新「中央給電指令所システム」の運用開始について

平成14年11月1日

 当社は、本日(11月1日)本店ビルにおいて新「中央給電指令所システム」の運用を開始しましたので、お知らせいたします。

 中央給電指令所では、電気を安定して、できるだけ経済的にお客さまにお届けするため、自動給電システム(以降「中央給電指令所システム」)を用いて発電所、変電所および送電線などで構成される電力系統を運用しております。

 旧本店が所在していた電力ビルで昭和59年より使用している従来の中央給電指令所システムは、その後の発電所、変電所などの新設に伴うデータ量の増大によって、システムの処理能力・容量ともに限界を迎え、老朽化も進んでおりました。また、今後も発電所、変電所などの新設が予定されているなど、電力系統が拡大され複雑化する中で、的確かつ効率的な給電運用を図っていくために、このたび従来のシステムを更新し、新「中央給電指令所システム」の運用を開始したものです。

 新「中央給電指令所システム」への更新にあたっては、最新のハードウェア技術の導入やソフトウェア開発により、従来では実現不可能であった高精度な演算処理を高速で実現するなど大幅な機能向上を図りました。その機能的な特長としては、信頼度監視機能や大画面型の系統監視盤等を導入することにより一層の運用安定性の向上を図ったこと、および、火力燃料を経済的かつ計画的に使用する機能等を導入することにより、さらなる経済運用を可能としたこと等があげられます。

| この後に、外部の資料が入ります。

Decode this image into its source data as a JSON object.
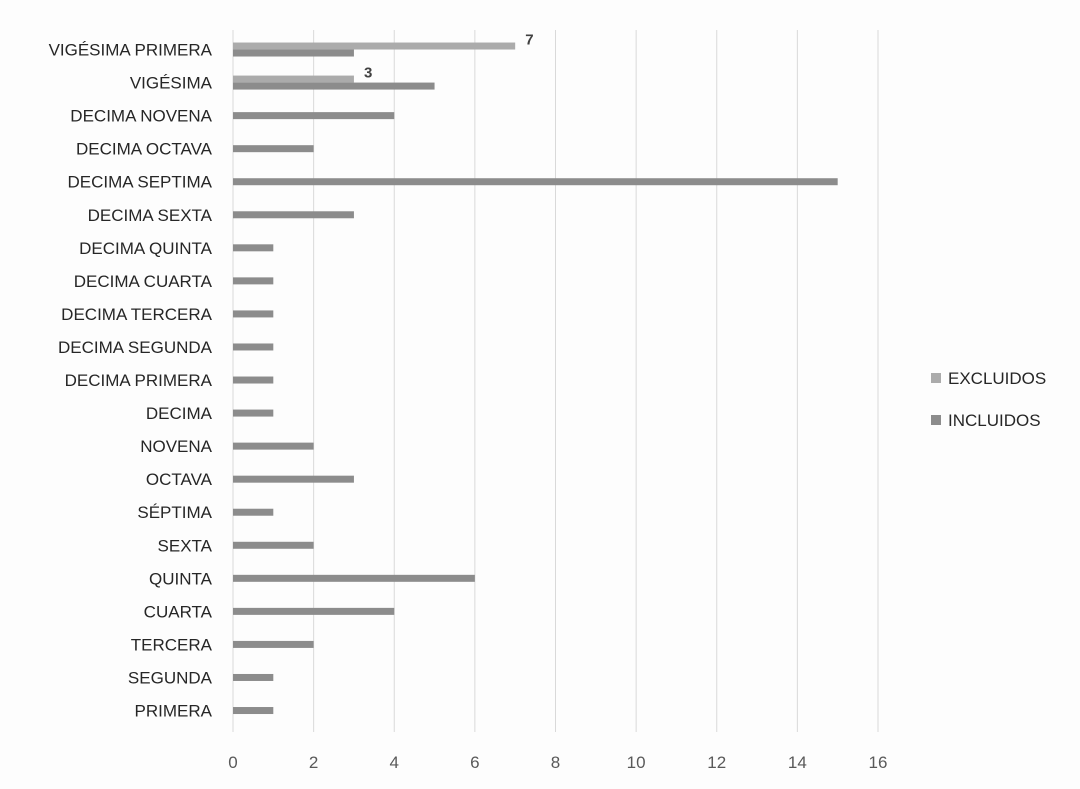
{
  "chart_data": {
    "type": "bar",
    "orientation": "horizontal",
    "title": "",
    "xlabel": "",
    "ylabel": "",
    "categories": [
      "PRIMERA",
      "SEGUNDA",
      "TERCERA",
      "CUARTA",
      "QUINTA",
      "SEXTA",
      "SÉPTIMA",
      "OCTAVA",
      "NOVENA",
      "DECIMA",
      "DECIMA PRIMERA",
      "DECIMA SEGUNDA",
      "DECIMA TERCERA",
      "DECIMA CUARTA",
      "DECIMA QUINTA",
      "DECIMA SEXTA",
      "DECIMA SEPTIMA",
      "DECIMA OCTAVA",
      "DECIMA NOVENA",
      "VIGÉSIMA",
      "VIGÉSIMA PRIMERA"
    ],
    "series": [
      {
        "name": "EXCLUIDOS",
        "color": "#ababab",
        "values": [
          0,
          0,
          0,
          0,
          0,
          0,
          0,
          0,
          0,
          0,
          0,
          0,
          0,
          0,
          0,
          0,
          0,
          0,
          0,
          3,
          7
        ]
      },
      {
        "name": "INCLUIDOS",
        "color": "#8c8c8c",
        "values": [
          1,
          1,
          2,
          4,
          6,
          2,
          1,
          3,
          2,
          1,
          1,
          1,
          1,
          1,
          1,
          3,
          15,
          2,
          4,
          5,
          3
        ]
      }
    ],
    "data_labels": [
      {
        "category": "VIGÉSIMA PRIMERA",
        "series": "EXCLUIDOS",
        "text": "7"
      },
      {
        "category": "VIGÉSIMA",
        "series": "EXCLUIDOS",
        "text": "3"
      }
    ],
    "xlim": [
      0,
      16
    ],
    "xticks": [
      "0",
      "2",
      "4",
      "6",
      "8",
      "10",
      "12",
      "14",
      "16"
    ],
    "grid": true,
    "legend": {
      "placement": "right",
      "order": [
        "EXCLUIDOS",
        "INCLUIDOS"
      ]
    }
  }
}
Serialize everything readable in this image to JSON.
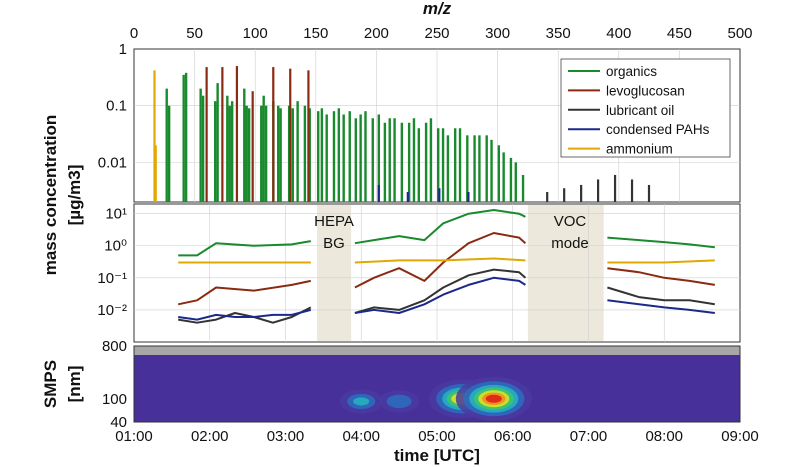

 なお、新「中央給電指令所システム」の具体的な特長は以下のとおりです。

1.運用安定性の向上
 今回新たに導入した信頼度監視機能では、運用している電力系統に雷等により事故が発生した場合にどのような影響が生ずるか、専用の計算機によりオンラインでシミュレーションを行います。この結果、電力系統に重大な支障をあたえる事故を事前に把握できるため、影響を極小化するような対策を講ずることが可能です。
 また、当社初の試みとして、大画面型の系統監視盤を採用しました。これにより、事故発生時にはその内容を視覚的に分かりやすく表示するため、事故内容の早期把握と早期復旧が可能となります。
 さらに、運用者の技術力向上を図るため、実際の給電運用に使用する設備とほぼ同様の機能をもつ訓練シミュレータを設置しました。これにより、大規模な停電事故などが発生した場合を想定して、運用者が迅速な判断と緊密なチームワークで事故を復旧するための能力を養成します。

2.運用経済性の向上
 火力発電に用いる燃料は石炭、天然ガス、石油でコストが異なり、また計画的な調達を行う必要があります。このため、従来から保有している一日単位の経済的な発電機の運転状態を計算する機能に加え、年間、月間、週間および前日段階において経済的かつ予め調達量が決められた燃料を計画的に使用するような発電機の運転状態を計算する機能を追加しました。さらに、当日段階においては、これらの計画に基づき発電機をコントロールする機能を導入しました。これにより、水力発電をふくめた最適な発電機のコントロールが実現可能となります。
 また、今回新たに、送電線や変圧器における電気の損失を最小とするような運用状態をオンライン計算し、その結果に基づき中央給電指令所から電圧をコントロールする機能を導入しました。これにより、火力燃料費のさらなる低減が期待できます。

3.運用業務の精度向上と省力化
 給電運用の精度を上げるために不可欠な、需給運用、系統運用および電力設備の作業に関する運用計画は、それぞれが非常に多くのデータで構成されます。このたび、このデータの収容能力を大幅に向上させ、自動で相互にデータ連係し、計画作成を支援する機能を導入しました。具体的には、年間計画、月間計画、週間計画、前日計画さらには当日運用と順次引継がれていくため、給電運用のさらなる精度向上と省力化が可能となります。

4.信頼性と拡張性に優れたシステム構成
 本システムにおいては、機能別に計算機を分散設置するとともに、主要機能を処理する計算機は複数台設置しているため、万一、1台の計算機が故障しても機能が失われることはありません。また、異なるメーカーの計算機であっても連係できる構成としていることから、新たな機能を持つ計算機を容易に追加できるなど、システムの拡張性に優れています。